Stałem tak zaślepiony, że nie zauważyłem jak on i fotograf się na mnie patrzą. Było to tak zawstydzające. Mieliśmy również z Jungkookiem wspólne zdjęcia. Jako iż jesteśmy tymczasowymi właścicielami studia w tym rejonie. Nawet na jednym ze nich się obejmujemy. Jednak moje fałszywe scenariusze się spełniają.
Teraz siedzi u mnie w salonie, razem pijemy kolejną lampkę czerwonego wina. W tle lecą piosenki lat siedemdziesiątych. Rozmawiamy o dzisiejszym pracowitym dniu jak dwójka starych dobrych przyjaciół. Nawet sytuacja z moim byłym mi tak bardzo już nie przeszkadza. Po całym zdarzeniu zjawił się z dwa razy. Jednak tylko po to by oddać mi pieniądze za odszkodowanie, które umyślnie spowodował. Widziałem jego wkurzoną minę jak za pierwszym razem oddaje mi połowę. Był zmuszony przez Yoongiego i słusznie. Nie mam zamiaru już się z nim bawić na jego warunkach.

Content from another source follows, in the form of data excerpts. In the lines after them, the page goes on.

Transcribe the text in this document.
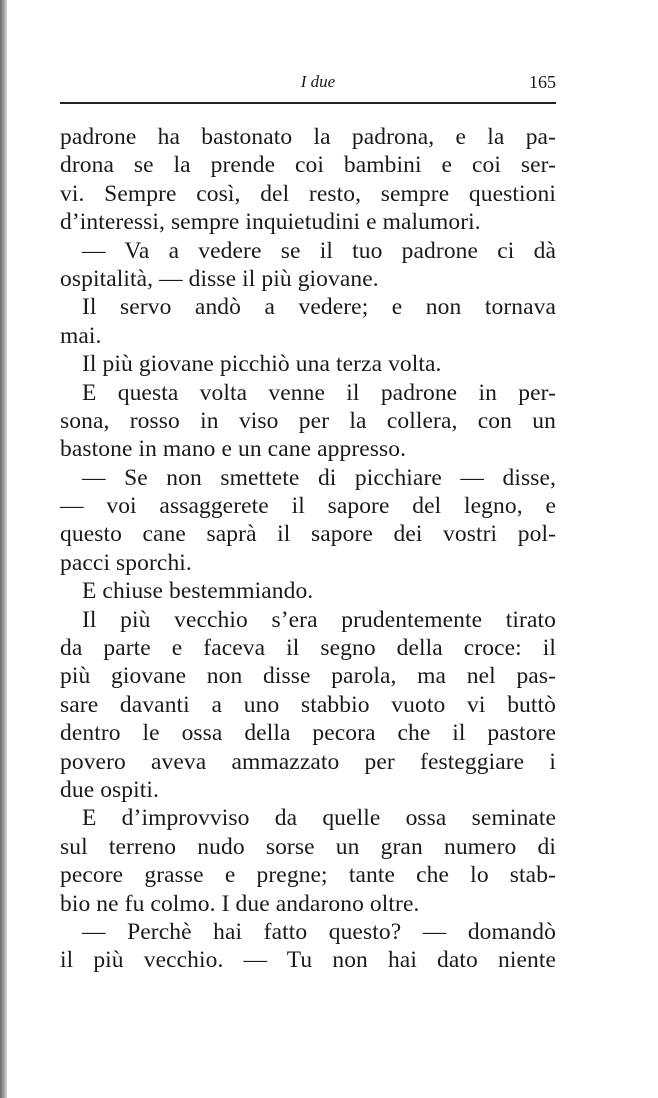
I due	165
padrone ha bastonato la padrona, e la pa-
drona se la prende coi bambini e coi ser-
vi. Sempre così, del resto, sempre questioni
d’interessi, sempre inquietudini e malumori.
— Va a vedere se il tuo padrone ci dà
ospitalità, — disse il più giovane.
Il servo andò a vedere; e non tornava
mai.
Il più giovane picchiò una terza volta.
E questa volta venne il padrone in per-
sona, rosso in viso per la collera, con un
bastone in mano e un cane appresso.
— Se non smettete di picchiare — disse,
— voi assaggerete il sapore del legno, e
questo cane saprà il sapore dei vostri pol-
pacci sporchi.
E chiuse bestemmiando.
Il più vecchio s’era prudentemente tirato
da parte e faceva il segno della croce: il
più giovane non disse parola, ma nel pas-
sare davanti a uno stabbio vuoto vi buttò
dentro le ossa della pecora che il pastore
povero aveva ammazzato per festeggiare i
due ospiti.
E d’improvviso da quelle ossa seminate
sul terreno nudo sorse un gran numero di
pecore grasse e pregne; tante che lo stab-
bio ne fu colmo. I due andarono oltre.
— Perchè hai fatto questo? — domandò
il più vecchio. — Tu non hai dato niente
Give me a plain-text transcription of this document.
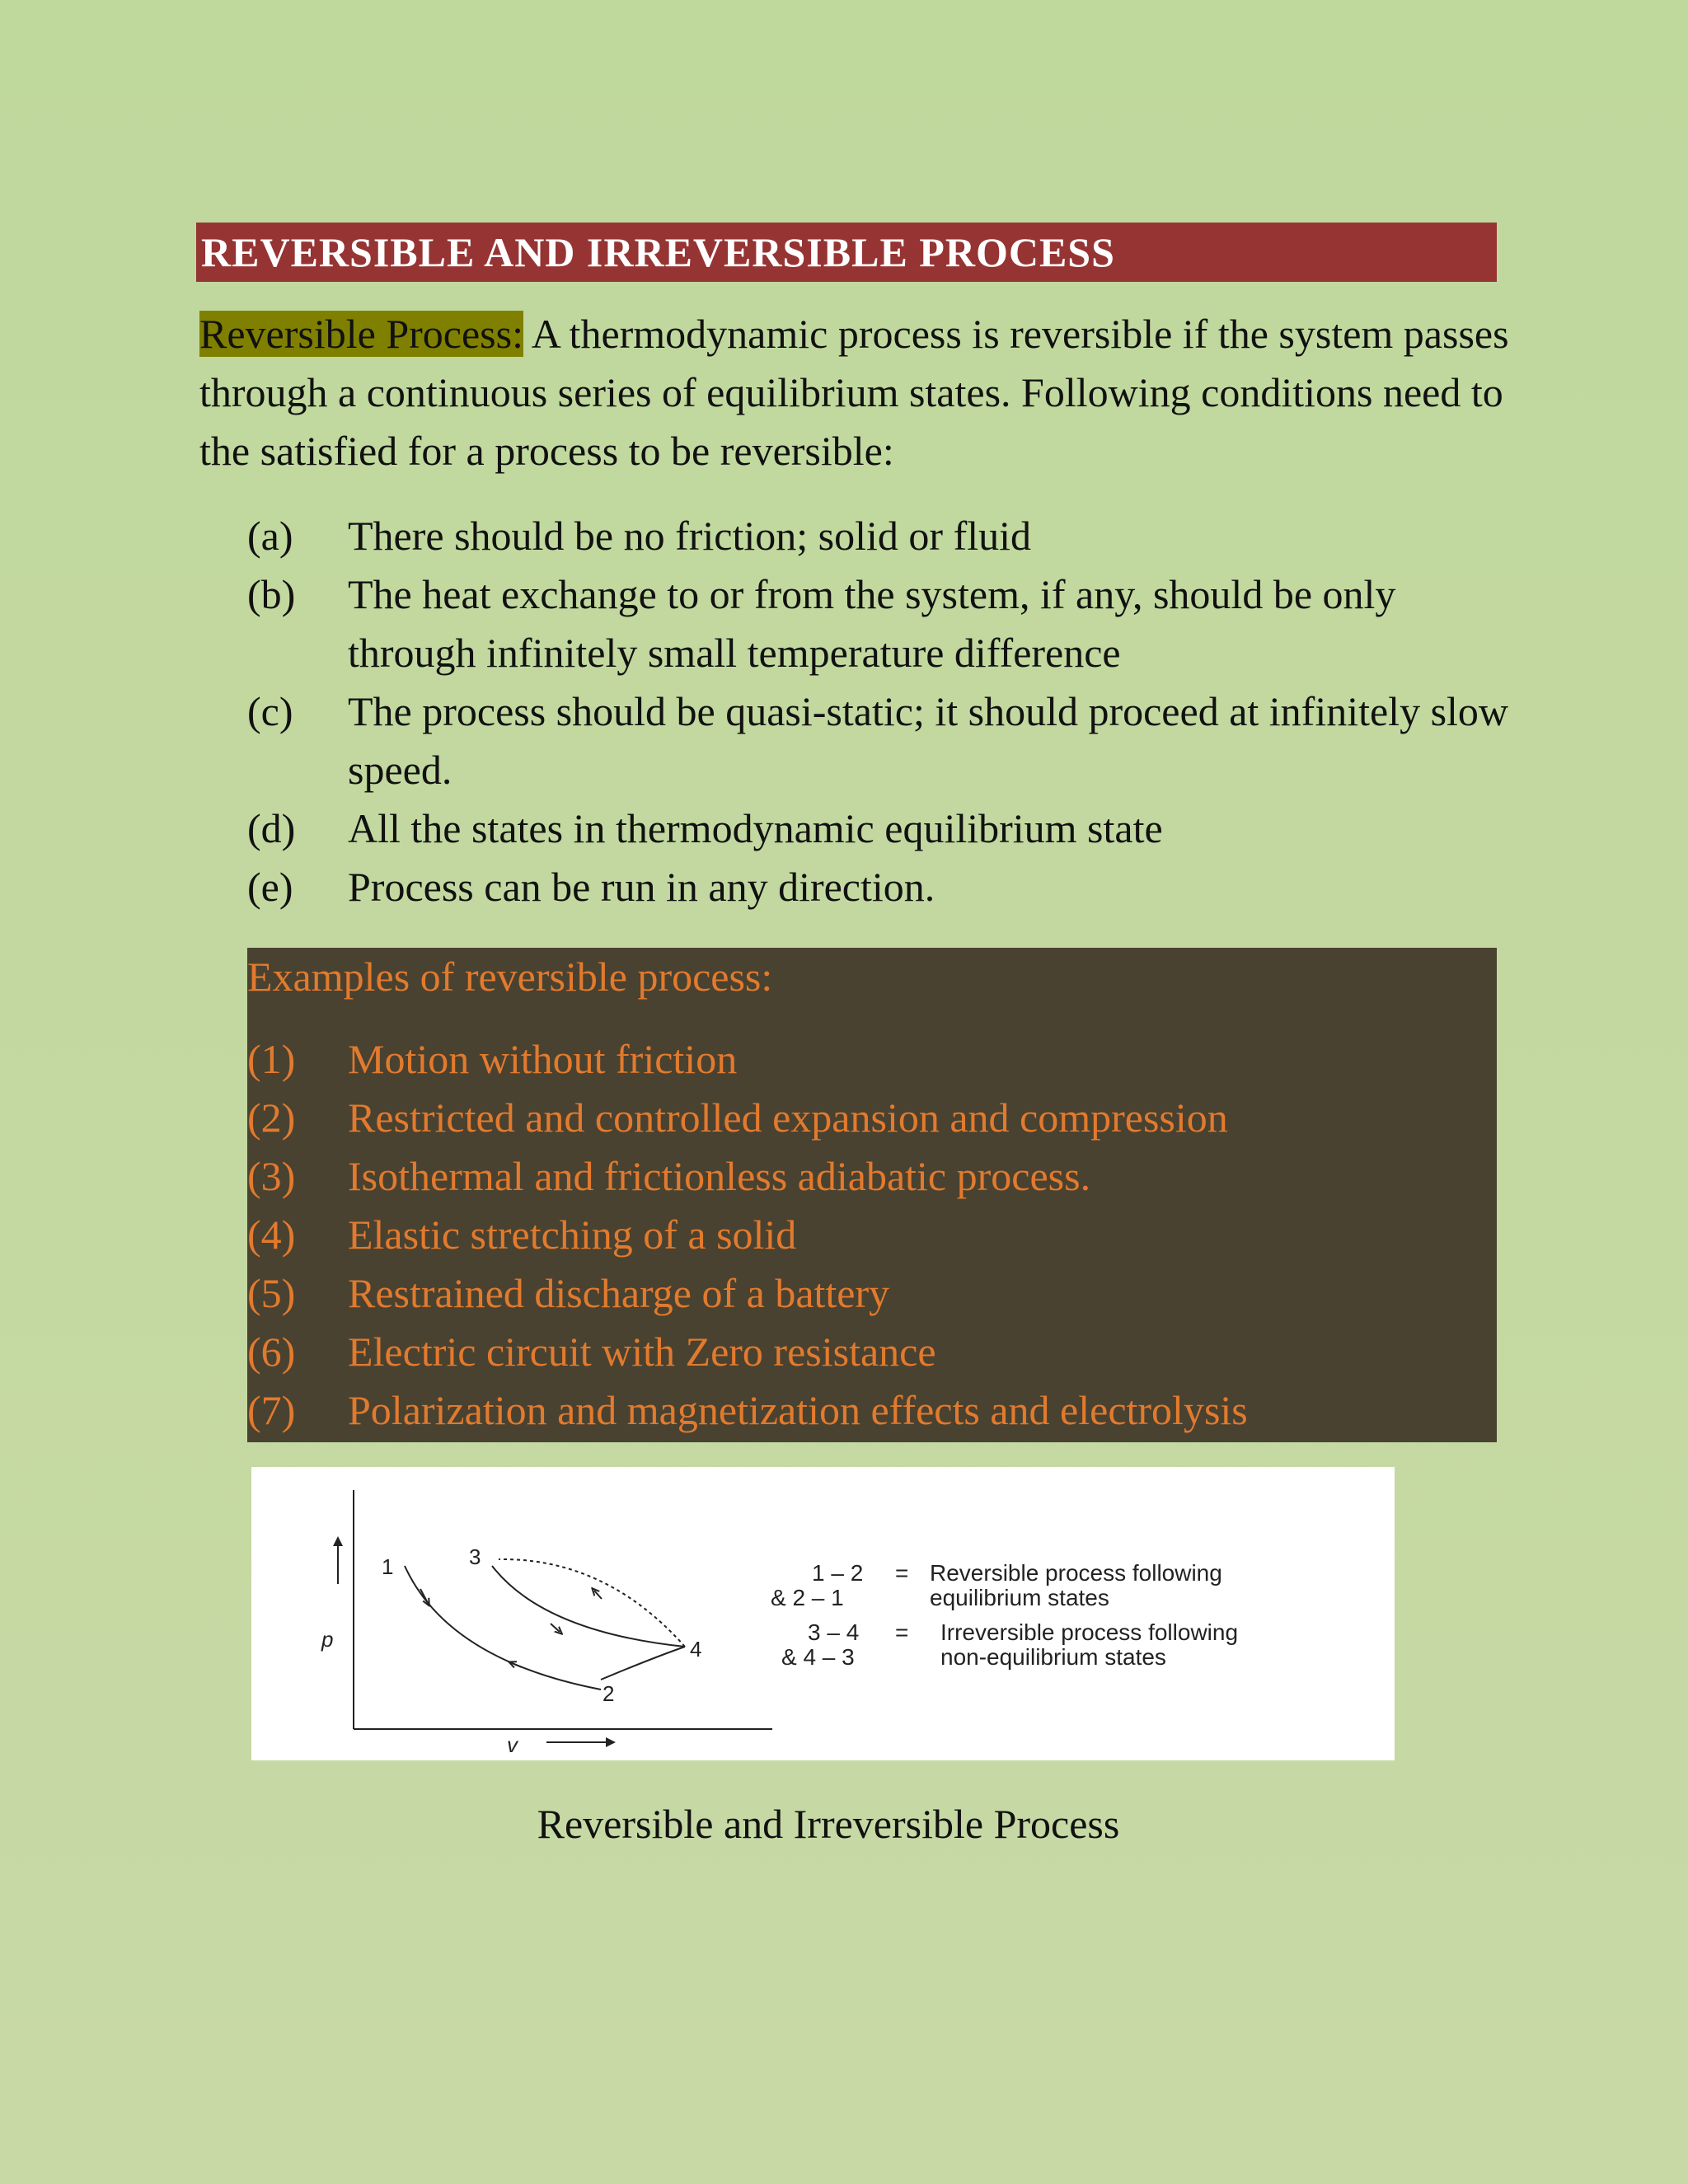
REVERSIBLE AND IRREVERSIBLE PROCESS
Reversible Process: A thermodynamic process is reversible if the system passes through a continuous series of equilibrium states. Following conditions need to the satisfied for a process to be reversible:
(a) There should be no friction; solid or fluid
(b) The heat exchange to or from the system, if any, should be only through infinitely small temperature difference
(c) The process should be quasi-static; it should proceed at infinitely slow speed.
(d) All the states in thermodynamic equilibrium state
(e) Process can be run in any direction.
Examples of reversible process:
(1) Motion without friction
(2) Restricted and controlled expansion and compression
(3) Isothermal and frictionless adiabatic process.
(4) Elastic stretching of a solid
(5) Restrained discharge of a battery
(6) Electric circuit with Zero resistance
(7) Polarization and magnetization effects and electrolysis
p
v
1
2
3
4
1 – 2
& 2 – 1
= Reversible process following
equilibrium states
3 – 4
& 4 – 3
= Irreversible process following
non-equilibrium states
Reversible and Irreversible Process
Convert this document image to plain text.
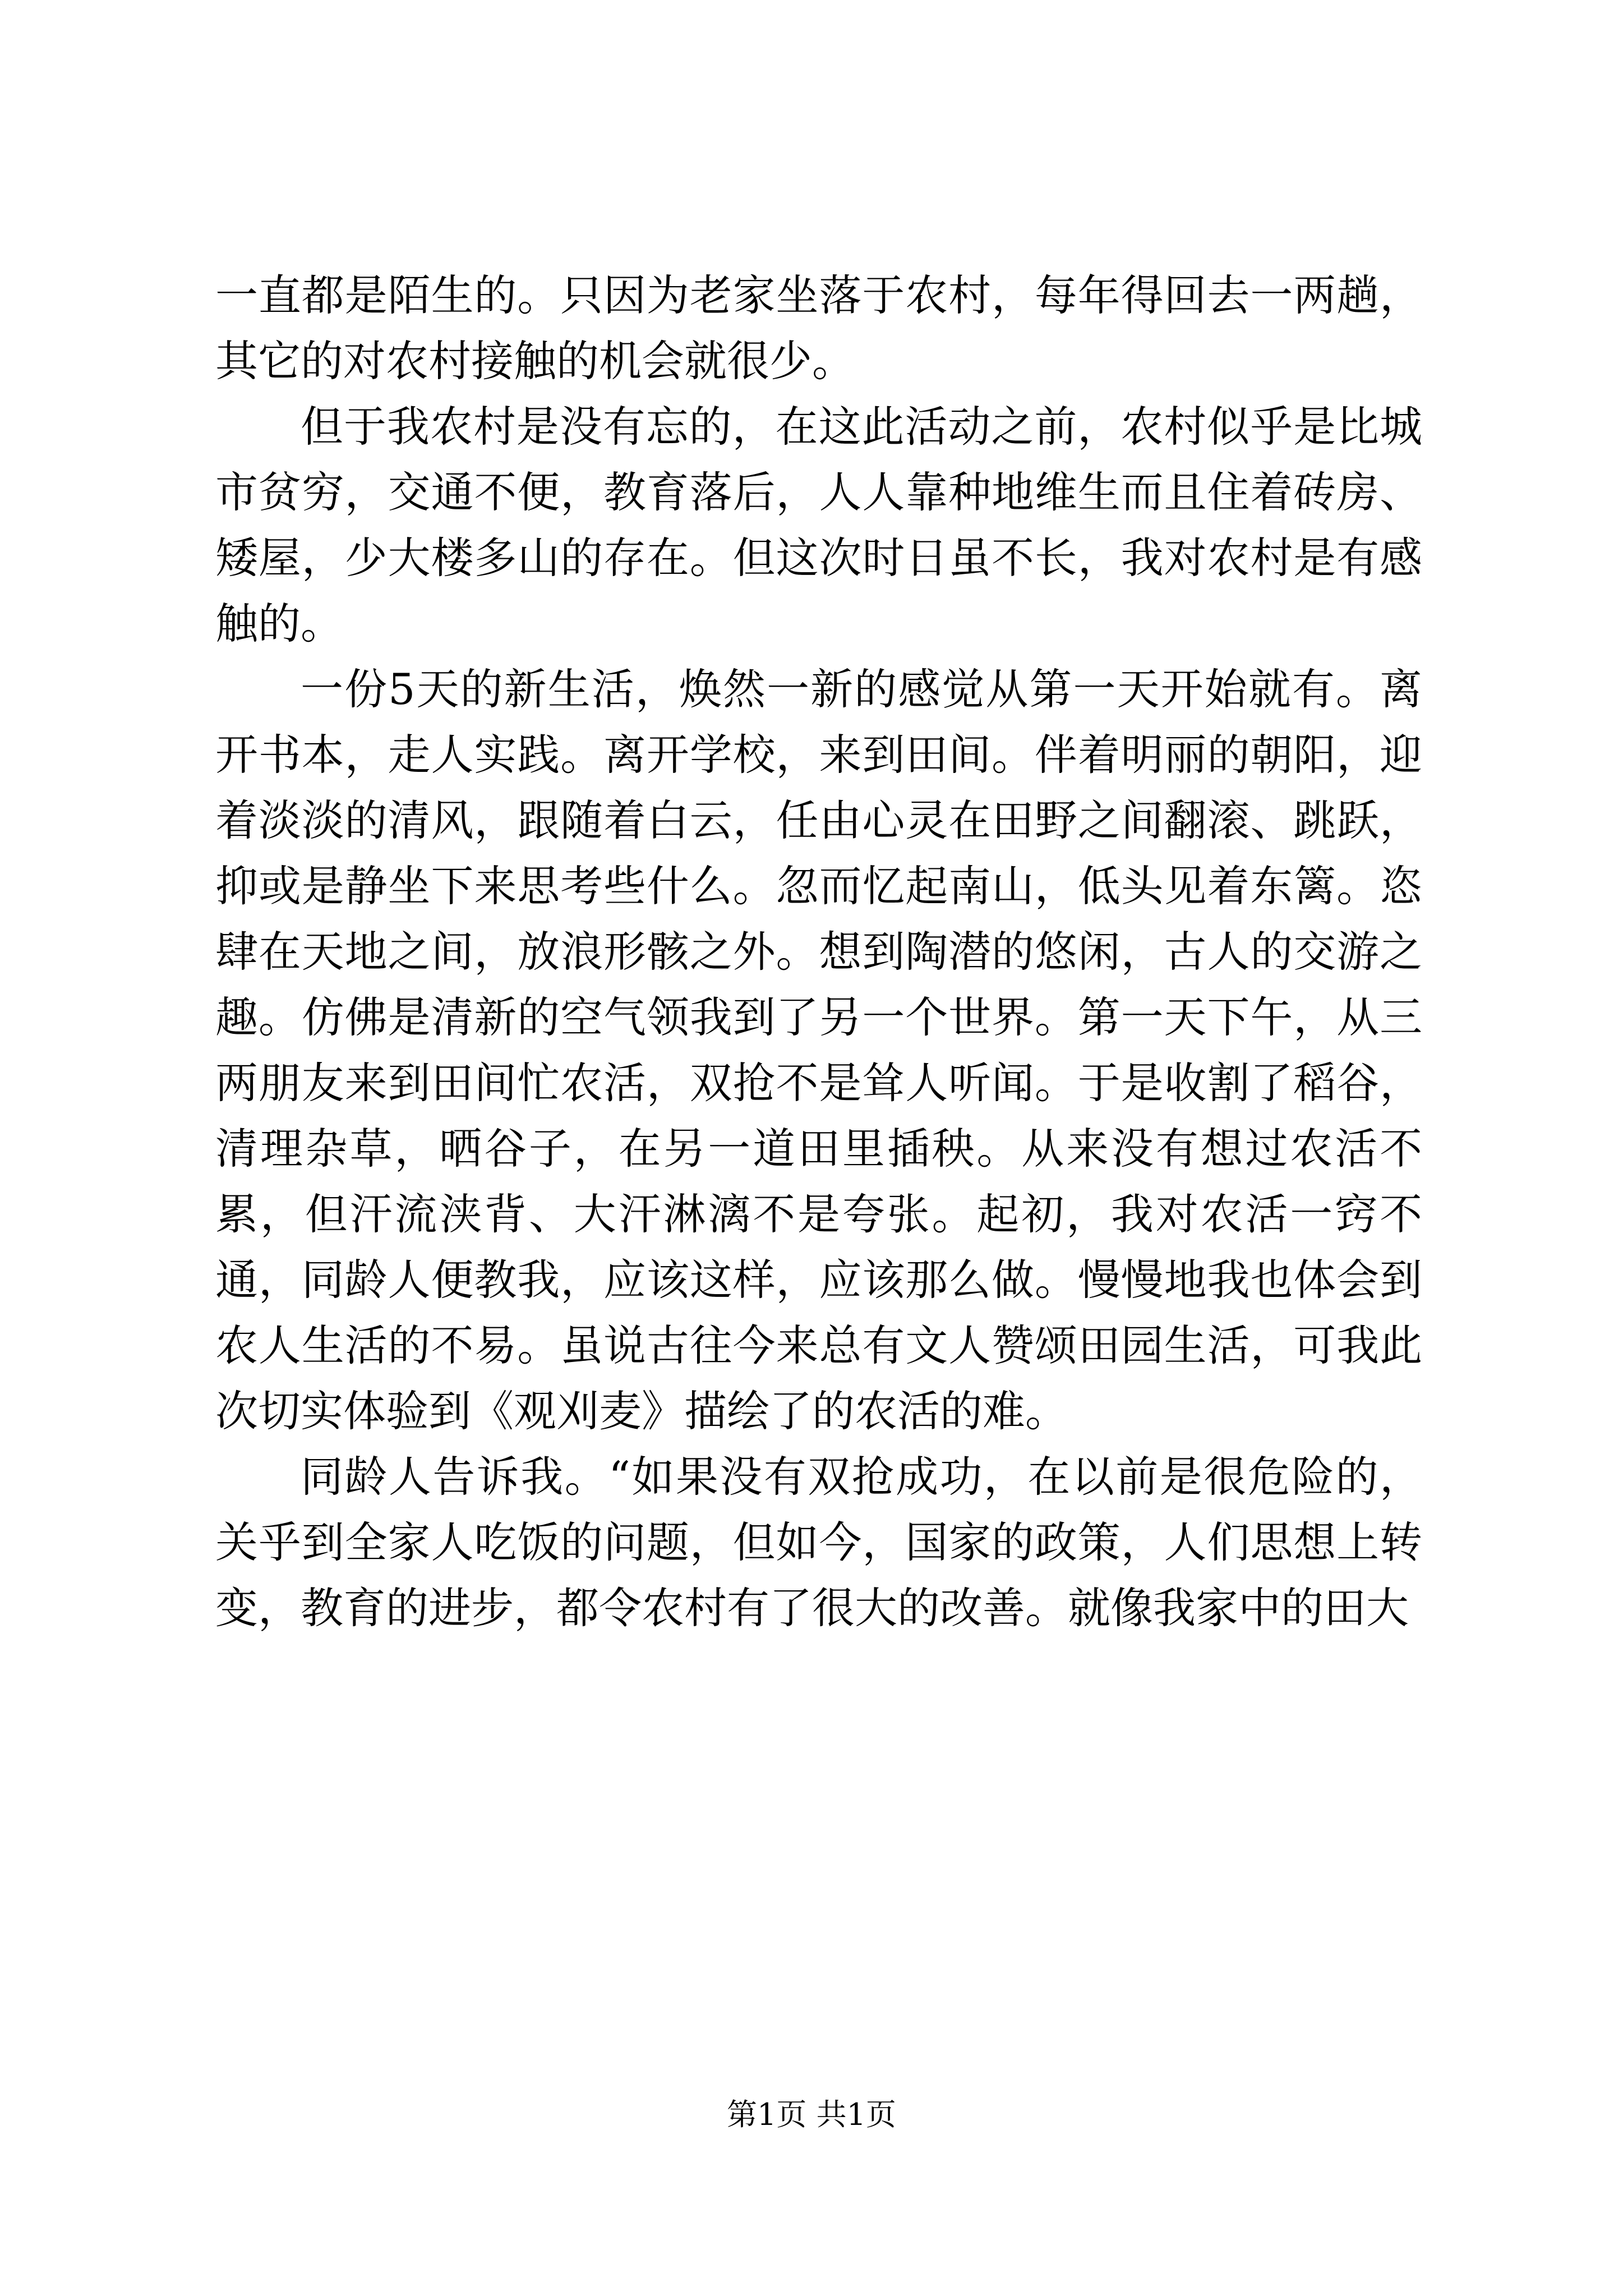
一直都是陌生的。只因为老家坐落于农村，每年得回去一两趟，其它的对农村接触的机会就很少。

但于我农村是没有忘的，在这此活动之前，农村似乎是比城市贫穷，交通不便，教育落后，人人靠种地维生而且住着砖房、矮屋，少大楼多山的存在。但这次时日虽不长，我对农村是有感触的。

一份5天的新生活，焕然一新的感觉从第一天开始就有。离开书本，走人实践。离开学校，来到田间。伴着明丽的朝阳，迎着淡淡的清风，跟随着白云，任由心灵在田野之间翻滚、跳跃，抑或是静坐下来思考些什么。忽而忆起南山，低头见着东篱。恣肆在天地之间，放浪形骸之外。想到陶潜的悠闲，古人的交游之趣。仿佛是清新的空气领我到了另一个世界。第一天下午，从三两朋友来到田间忙农活，双抢不是耸人听闻。于是收割了稻谷，清理杂草，晒谷子，在另一道田里插秧。从来没有想过农活不累，但汗流浃背、大汗淋漓不是夸张。起初，我对农活一窍不通，同龄人便教我，应该这样，应该那么做。慢慢地我也体会到农人生活的不易。虽说古往今来总有文人赞颂田园生活，可我此次切实体验到《观刈麦》描绘了的农活的难。

同龄人告诉我。“如果没有双抢成功，在以前是很危险的，关乎到全家人吃饭的问题，但如今，国家的政策，人们思想上转变，教育的进步，都令农村有了很大的改善。就像我家中的田大

第1页 共1页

-O czym myślisz?-jego głos wybił mnie z transu.
-O tym jak wszystko się układa. I o tym ,że już więcej nie zobaczę Seungmina.
-Naprawdę? To już koniec?
-Tak, załatwiłem to z Yoongim.
Nastała chwilowa cisza. Jungkook nad czymś myślał. Wiem to, czytam z jego mimiki ,jak z otwartej książki. Zawsze podczas rozmyślania drapie się po karku, a następnie pociera podbródek. Jestem świadomy tego, że powoli tracę dla niego głowę. Cały czas zawieszam na nim wzrok, myślę o nim i to w jego towarzystwie w ostatnim miesiącu czuje się najlepiej. Co za ironia. Zadurzyłem się w nim.
-Wiem ,że nie powinienem, ale mogę spytać co takiego załatwiłeś z Yoongim?
Westchnąłem dość głośno i skierowałem swój wzrok na Patiosna, który spał na drapaku. Chyba jest to czas by wszystko opowiedzieć. Czuje się gotowy, tym bardziej ,że ja nawet chce by Jeon o tym wiedział. Chce się do niego zbliżyć bardziej. Jednak, boje się. Tak bardzo boje się zaangażowania. Nie zniosę sytuacji ,w której moglibyśmy przestać się widywać. Dlatego wmawiałem sobie, że nie potrzebuję bycia z kimś. Cały ten czas nalepiałem sobie łatkę, że dobrze mi samemu. Jednak nie będę tak żył dalej. Nie kiedy osoba na przeciwko mnie specjalnie zmieniła osobowość bym o niej już nigdy nie zapomniał.
-Nie chce cię zmuszać Jimin.
Jego ton gdy wymawiał moje imię. Chce by to robił częściej.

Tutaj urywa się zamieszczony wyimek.